Assembling a data-driven product team
Next, think about the existing team, and where there may be skill gaps in the transition to PLG. A data-driven product manager must be willing to experiment with data, and make strategic shifts if their plans aren’t working out as expected. Product leaders must not only work well with data, but also with others on the team.
Everyone needs access to data to do their jobs, including product management. That might mean establishing a data management center of excellence that creates governance rules to ensure data quality, availability, consistency, and security. It also requires the right tools for business users to access data (we’ll cover more about that in the next section). Above all else, gathering the right data may mean collaboration with other data-driven teams including DevOps, data science or data engineering.
The data-driven product team must be willing to establish and prove clear hypotheses. A hunch isn’t enough if it’s not backed up by evidence. In addition, the team should be laser-focused on refining growth skills, such as growing traffic, users, engagement and other elements that establish quick wins. Certain business analytics skills (such as the ability to run SQL queries) come in handy when analyzing tabular data or combining data from multiple sources to drill into key growth metrics.
Setting up tooling to leverage and interpret data
Leveraging DevOps analytics and application telemetry data is an important part of PLG. Operational IT data can be critical for monitoring and analyzing key PLG metrics. That’s because operational data can provide deeper application insights to help teams understand certain user behaviors, including:
- Active customers
- Time in app and time to value
- Customer activities for discovery, activation, monetization, retention and referral
- Types of users
- and more.
Often this data is collected across a variety of disparate and siloed systems, making it difficult to generate meaningful analysis or results. A cloud data lake approach can help teams gain a single source of truth for live log analytics, so everyone at the company can trust data across domains and be truly data-driven.
Read: Unlocking Data Literacy Part 1: How to Set Up a Data Analytics Practice That Works for Your People
Using tools like ChaosSearch, teams can blend data across IT and SaaS applications to discover unique insights. With live ingestion and fast time to value to explore data in real-time, DataOps and ProductOps teams can quickly discover product and customer data insights. Some examples might include using production log data to speed up software delivery and performance, or correlating user data with system events to understand user actions.

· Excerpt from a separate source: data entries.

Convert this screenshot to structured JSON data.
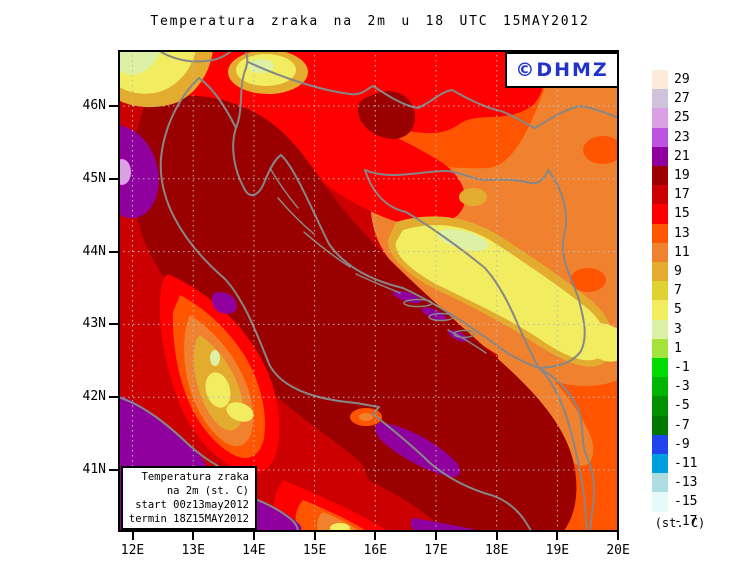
{
  "title": "Temperatura zraka na 2m u 18 UTC 15MAY2012",
  "logo": {
    "text": "©DHMZ",
    "color": "#2233CC"
  },
  "axes": {
    "lat_labels": [
      "46N",
      "45N",
      "44N",
      "43N",
      "42N",
      "41N"
    ],
    "lon_labels": [
      "12E",
      "13E",
      "14E",
      "15E",
      "16E",
      "17E",
      "18E",
      "19E",
      "20E"
    ]
  },
  "info_box": {
    "lines": [
      "Temperatura zraka",
      "na 2m (st. C)",
      "start 00z13may2012",
      "termin 18Z15MAY2012"
    ]
  },
  "colorbar": {
    "unit_label": "(st. C)",
    "entries": [
      {
        "label": "29",
        "color": "#FCEBD9"
      },
      {
        "label": "27",
        "color": "#CFC3DC"
      },
      {
        "label": "25",
        "color": "#DB9FE3"
      },
      {
        "label": "23",
        "color": "#BC54DF"
      },
      {
        "label": "21",
        "color": "#8F009F"
      },
      {
        "label": "19",
        "color": "#9B0000"
      },
      {
        "label": "17",
        "color": "#CC0000"
      },
      {
        "label": "15",
        "color": "#FF0000"
      },
      {
        "label": "13",
        "color": "#FF5500"
      },
      {
        "label": "11",
        "color": "#F0822F"
      },
      {
        "label": "9",
        "color": "#E3AC2E"
      },
      {
        "label": "7",
        "color": "#E0D233"
      },
      {
        "label": "5",
        "color": "#F2EC60"
      },
      {
        "label": "3",
        "color": "#DDF1A6"
      },
      {
        "label": "1",
        "color": "#A5E23B"
      },
      {
        "label": "-1",
        "color": "#00DC00"
      },
      {
        "label": "-3",
        "color": "#00B400"
      },
      {
        "label": "-5",
        "color": "#009000"
      },
      {
        "label": "-7",
        "color": "#007800"
      },
      {
        "label": "-9",
        "color": "#2244EE"
      },
      {
        "label": "-11",
        "color": "#00A0E0"
      },
      {
        "label": "-13",
        "color": "#ADDDE0"
      },
      {
        "label": "-15",
        "color": "#E6FAFA"
      },
      {
        "label": "-17",
        "color": "#FFFFFF"
      }
    ]
  }
}
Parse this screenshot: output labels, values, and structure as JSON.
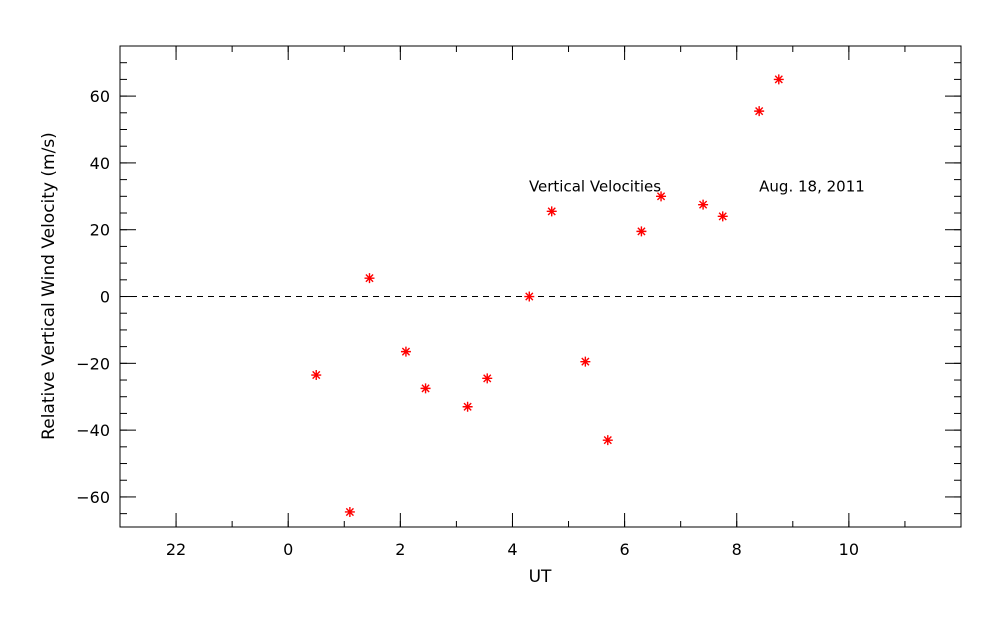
{
  "chart_data": {
    "type": "scatter",
    "xlabel": "UT",
    "ylabel": "Relative Vertical Wind Velocity (m/s)",
    "xlim": [
      -3,
      12
    ],
    "ylim": [
      -69,
      75
    ],
    "x_major_ticks": [
      {
        "value": -2,
        "label": "22"
      },
      {
        "value": 0,
        "label": "0"
      },
      {
        "value": 2,
        "label": "2"
      },
      {
        "value": 4,
        "label": "4"
      },
      {
        "value": 6,
        "label": "6"
      },
      {
        "value": 8,
        "label": "8"
      },
      {
        "value": 10,
        "label": "10"
      }
    ],
    "x_minor_step": 1,
    "y_major_ticks": [
      {
        "value": -60,
        "label": "−60"
      },
      {
        "value": -40,
        "label": "−40"
      },
      {
        "value": -20,
        "label": "−20"
      },
      {
        "value": 0,
        "label": "0"
      },
      {
        "value": 20,
        "label": "20"
      },
      {
        "value": 40,
        "label": "40"
      },
      {
        "value": 60,
        "label": "60"
      }
    ],
    "y_minor_step": 5,
    "reference_line": {
      "y": 0,
      "style": "dashed"
    },
    "marker": "asterisk",
    "marker_color": "#ff0000",
    "series": [
      {
        "points": [
          [
            0.5,
            -23.5
          ],
          [
            1.1,
            -64.5
          ],
          [
            1.45,
            5.5
          ],
          [
            2.1,
            -16.5
          ],
          [
            2.45,
            -27.5
          ],
          [
            3.2,
            -33.0
          ],
          [
            3.55,
            -24.5
          ],
          [
            4.3,
            0.0
          ],
          [
            4.7,
            25.5
          ],
          [
            5.3,
            -19.5
          ],
          [
            5.7,
            -43.0
          ],
          [
            6.3,
            19.5
          ],
          [
            6.65,
            30.0
          ],
          [
            7.4,
            27.5
          ],
          [
            7.75,
            24.0
          ],
          [
            8.4,
            55.5
          ],
          [
            8.75,
            65.0
          ]
        ]
      }
    ],
    "annotations": [
      {
        "text": "Vertical Velocities",
        "x": 6.65,
        "y": 31.5,
        "anchor": "end"
      },
      {
        "text": "Aug. 18, 2011",
        "x": 8.4,
        "y": 31.5,
        "anchor": "start"
      }
    ]
  }
}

Beyond application telemetry, there are several other areas where companies typically invest in PLG tools. Those might include tools to:
- Gather qualitative, rather than quantitative product experience insights about how people use the product, and what they think about it
- Improve the product experience for better customer engagement, retention, and satisfaction
- Share product insights, get buy-in, and collaborate across departments throughout the company.

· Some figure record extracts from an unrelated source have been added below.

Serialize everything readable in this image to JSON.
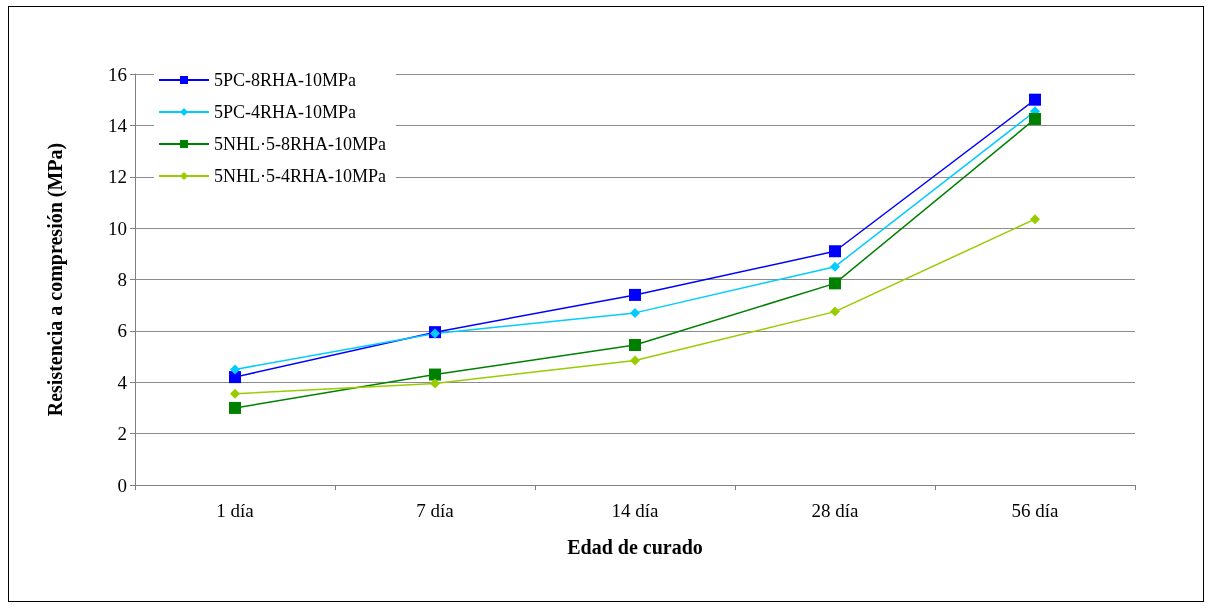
{
  "chart_data": {
    "type": "line",
    "xlabel": "Edad de curado",
    "ylabel": "Resistencia a compresión (MPa)",
    "categories": [
      "1 día",
      "7 día",
      "14 día",
      "28 día",
      "56 día"
    ],
    "ylim": [
      0,
      16
    ],
    "yticks": [
      0,
      2,
      4,
      6,
      8,
      10,
      12,
      14,
      16
    ],
    "grid": "y",
    "legend": "top left",
    "line_style": "solid",
    "series": [
      {
        "name": "5PC-8RHA-10MPa",
        "color": "#0000ff",
        "marker": "square",
        "values": [
          4.2,
          5.95,
          7.4,
          9.1,
          15.0
        ]
      },
      {
        "name": "5PC-4RHA-10MPa",
        "color": "#00ccff",
        "marker": "diamond",
        "values": [
          4.5,
          5.9,
          6.7,
          8.5,
          14.55
        ]
      },
      {
        "name": "5NHL·5-8RHA-10MPa",
        "color": "#008000",
        "marker": "square",
        "values": [
          3.0,
          4.3,
          5.45,
          7.85,
          14.25
        ]
      },
      {
        "name": "5NHL·5-4RHA-10MPa",
        "color": "#99cc00",
        "marker": "diamond",
        "values": [
          3.55,
          3.95,
          4.85,
          6.75,
          10.35
        ]
      }
    ]
  }
}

Overall, the tools that organizations have in their PLG toolkit operate in service of the people who use them, and the ultimate northstar KPIs that are critical to measuring success.

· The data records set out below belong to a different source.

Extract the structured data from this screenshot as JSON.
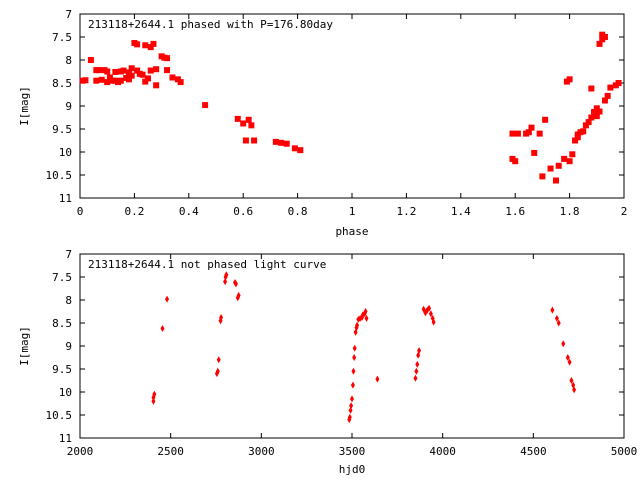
{
  "chart_data": [
    {
      "type": "scatter",
      "title": "213118+2644.1 phased with P=176.80day",
      "xlabel": "phase",
      "ylabel": "I[mag]",
      "xlim": [
        0,
        2
      ],
      "ylim": [
        7,
        11
      ],
      "y_inverted": true,
      "x_ticks": [
        "0",
        "0.2",
        "0.4",
        "0.6",
        "0.8",
        "1",
        "1.2",
        "1.4",
        "1.6",
        "1.8",
        "2"
      ],
      "y_ticks": [
        "7",
        "7.5",
        "8",
        "8.5",
        "9",
        "9.5",
        "10",
        "10.5",
        "11"
      ],
      "x_tick_values": [
        0,
        0.2,
        0.4,
        0.6,
        0.8,
        1,
        1.2,
        1.4,
        1.6,
        1.8,
        2
      ],
      "y_tick_values": [
        7,
        7.5,
        8,
        8.5,
        9,
        9.5,
        10,
        10.5,
        11
      ],
      "color": "#ff0000",
      "marker": "square",
      "grid": false,
      "series": [
        {
          "points": [
            [
              0.01,
              8.45
            ],
            [
              0.02,
              8.44
            ],
            [
              0.04,
              8.0
            ],
            [
              0.06,
              8.45
            ],
            [
              0.06,
              8.22
            ],
            [
              0.07,
              8.22
            ],
            [
              0.08,
              8.43
            ],
            [
              0.09,
              8.22
            ],
            [
              0.1,
              8.25
            ],
            [
              0.1,
              8.48
            ],
            [
              0.11,
              8.38
            ],
            [
              0.12,
              8.45
            ],
            [
              0.13,
              8.26
            ],
            [
              0.13,
              8.45
            ],
            [
              0.14,
              8.48
            ],
            [
              0.15,
              8.25
            ],
            [
              0.15,
              8.45
            ],
            [
              0.16,
              8.23
            ],
            [
              0.17,
              8.39
            ],
            [
              0.18,
              8.27
            ],
            [
              0.18,
              8.42
            ],
            [
              0.19,
              8.18
            ],
            [
              0.19,
              8.34
            ],
            [
              0.2,
              7.63
            ],
            [
              0.21,
              8.23
            ],
            [
              0.21,
              7.66
            ],
            [
              0.22,
              8.3
            ],
            [
              0.23,
              8.32
            ],
            [
              0.24,
              7.68
            ],
            [
              0.24,
              8.47
            ],
            [
              0.25,
              8.4
            ],
            [
              0.26,
              8.23
            ],
            [
              0.26,
              7.72
            ],
            [
              0.27,
              7.65
            ],
            [
              0.28,
              8.2
            ],
            [
              0.28,
              8.55
            ],
            [
              0.3,
              7.92
            ],
            [
              0.31,
              7.95
            ],
            [
              0.32,
              7.96
            ],
            [
              0.32,
              8.22
            ],
            [
              0.34,
              8.38
            ],
            [
              0.36,
              8.42
            ],
            [
              0.37,
              8.48
            ],
            [
              0.46,
              8.98
            ],
            [
              0.58,
              9.28
            ],
            [
              0.6,
              9.38
            ],
            [
              0.61,
              9.75
            ],
            [
              0.62,
              9.3
            ],
            [
              0.63,
              9.42
            ],
            [
              0.64,
              9.75
            ],
            [
              0.72,
              9.78
            ],
            [
              0.74,
              9.8
            ],
            [
              0.76,
              9.82
            ],
            [
              0.79,
              9.92
            ],
            [
              0.81,
              9.96
            ],
            [
              1.59,
              9.6
            ],
            [
              1.59,
              10.15
            ],
            [
              1.6,
              10.2
            ],
            [
              1.61,
              9.6
            ],
            [
              1.64,
              9.6
            ],
            [
              1.65,
              9.57
            ],
            [
              1.66,
              9.47
            ],
            [
              1.67,
              10.02
            ],
            [
              1.69,
              9.6
            ],
            [
              1.7,
              10.53
            ],
            [
              1.71,
              9.3
            ],
            [
              1.73,
              10.36
            ],
            [
              1.75,
              10.62
            ],
            [
              1.76,
              10.3
            ],
            [
              1.78,
              10.15
            ],
            [
              1.79,
              8.47
            ],
            [
              1.8,
              10.2
            ],
            [
              1.8,
              8.42
            ],
            [
              1.81,
              10.05
            ],
            [
              1.82,
              9.75
            ],
            [
              1.83,
              9.68
            ],
            [
              1.83,
              9.62
            ],
            [
              1.84,
              9.57
            ],
            [
              1.85,
              9.55
            ],
            [
              1.86,
              9.42
            ],
            [
              1.87,
              9.35
            ],
            [
              1.88,
              8.62
            ],
            [
              1.88,
              9.25
            ],
            [
              1.89,
              9.13
            ],
            [
              1.89,
              9.15
            ],
            [
              1.9,
              9.22
            ],
            [
              1.9,
              9.05
            ],
            [
              1.91,
              9.12
            ],
            [
              1.91,
              7.65
            ],
            [
              1.92,
              7.55
            ],
            [
              1.92,
              7.45
            ],
            [
              1.93,
              8.88
            ],
            [
              1.93,
              7.5
            ],
            [
              1.94,
              8.78
            ],
            [
              1.95,
              8.6
            ],
            [
              1.97,
              8.55
            ],
            [
              1.98,
              8.5
            ]
          ]
        }
      ]
    },
    {
      "type": "scatter",
      "title": "213118+2644.1 not phased light curve",
      "xlabel": "hjd0",
      "ylabel": "I[mag]",
      "xlim": [
        2000,
        5000
      ],
      "ylim": [
        7,
        11
      ],
      "y_inverted": true,
      "x_ticks": [
        "2000",
        "2500",
        "3000",
        "3500",
        "4000",
        "4500",
        "5000"
      ],
      "y_ticks": [
        "7",
        "7.5",
        "8",
        "8.5",
        "9",
        "9.5",
        "10",
        "10.5",
        "11"
      ],
      "x_tick_values": [
        2000,
        2500,
        3000,
        3500,
        4000,
        4500,
        5000
      ],
      "y_tick_values": [
        7,
        7.5,
        8,
        8.5,
        9,
        9.5,
        10,
        10.5,
        11
      ],
      "color": "#ff0000",
      "marker": "diamond",
      "grid": false,
      "series": [
        {
          "points": [
            [
              2405,
              10.2
            ],
            [
              2405,
              10.12
            ],
            [
              2410,
              10.05
            ],
            [
              2455,
              8.62
            ],
            [
              2480,
              7.98
            ],
            [
              2755,
              9.6
            ],
            [
              2760,
              9.55
            ],
            [
              2765,
              9.3
            ],
            [
              2775,
              8.45
            ],
            [
              2778,
              8.38
            ],
            [
              2800,
              7.6
            ],
            [
              2803,
              7.5
            ],
            [
              2807,
              7.45
            ],
            [
              2855,
              7.62
            ],
            [
              2860,
              7.65
            ],
            [
              2870,
              7.95
            ],
            [
              2875,
              7.9
            ],
            [
              3485,
              10.6
            ],
            [
              3488,
              10.55
            ],
            [
              3492,
              10.4
            ],
            [
              3495,
              10.3
            ],
            [
              3500,
              10.15
            ],
            [
              3505,
              9.85
            ],
            [
              3508,
              9.55
            ],
            [
              3512,
              9.25
            ],
            [
              3515,
              9.05
            ],
            [
              3520,
              8.7
            ],
            [
              3525,
              8.6
            ],
            [
              3528,
              8.55
            ],
            [
              3535,
              8.42
            ],
            [
              3545,
              8.4
            ],
            [
              3555,
              8.38
            ],
            [
              3560,
              8.32
            ],
            [
              3570,
              8.3
            ],
            [
              3575,
              8.25
            ],
            [
              3580,
              8.4
            ],
            [
              3640,
              9.72
            ],
            [
              3850,
              9.7
            ],
            [
              3855,
              9.55
            ],
            [
              3860,
              9.4
            ],
            [
              3865,
              9.2
            ],
            [
              3870,
              9.1
            ],
            [
              3895,
              8.2
            ],
            [
              3905,
              8.28
            ],
            [
              3915,
              8.22
            ],
            [
              3925,
              8.18
            ],
            [
              3935,
              8.3
            ],
            [
              3945,
              8.4
            ],
            [
              3950,
              8.48
            ],
            [
              4605,
              8.22
            ],
            [
              4630,
              8.4
            ],
            [
              4640,
              8.5
            ],
            [
              4665,
              8.95
            ],
            [
              4690,
              9.25
            ],
            [
              4700,
              9.35
            ],
            [
              4710,
              9.75
            ],
            [
              4720,
              9.85
            ],
            [
              4725,
              9.95
            ]
          ]
        }
      ]
    }
  ]
}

By establishing a data-driven culture, any organization can achieve alignment, develop the right people skills, and select the tooling to transition toward PLG. Instead of thinking of PLG as the only growth mechanism, a data-driven product strategy can complement and bolster traditional sales and marketing tactics. If your organization is a cloud-native or SaaS company that can act quickly on user data and embrace a culture of experimentation, this growth strategy might be right for you.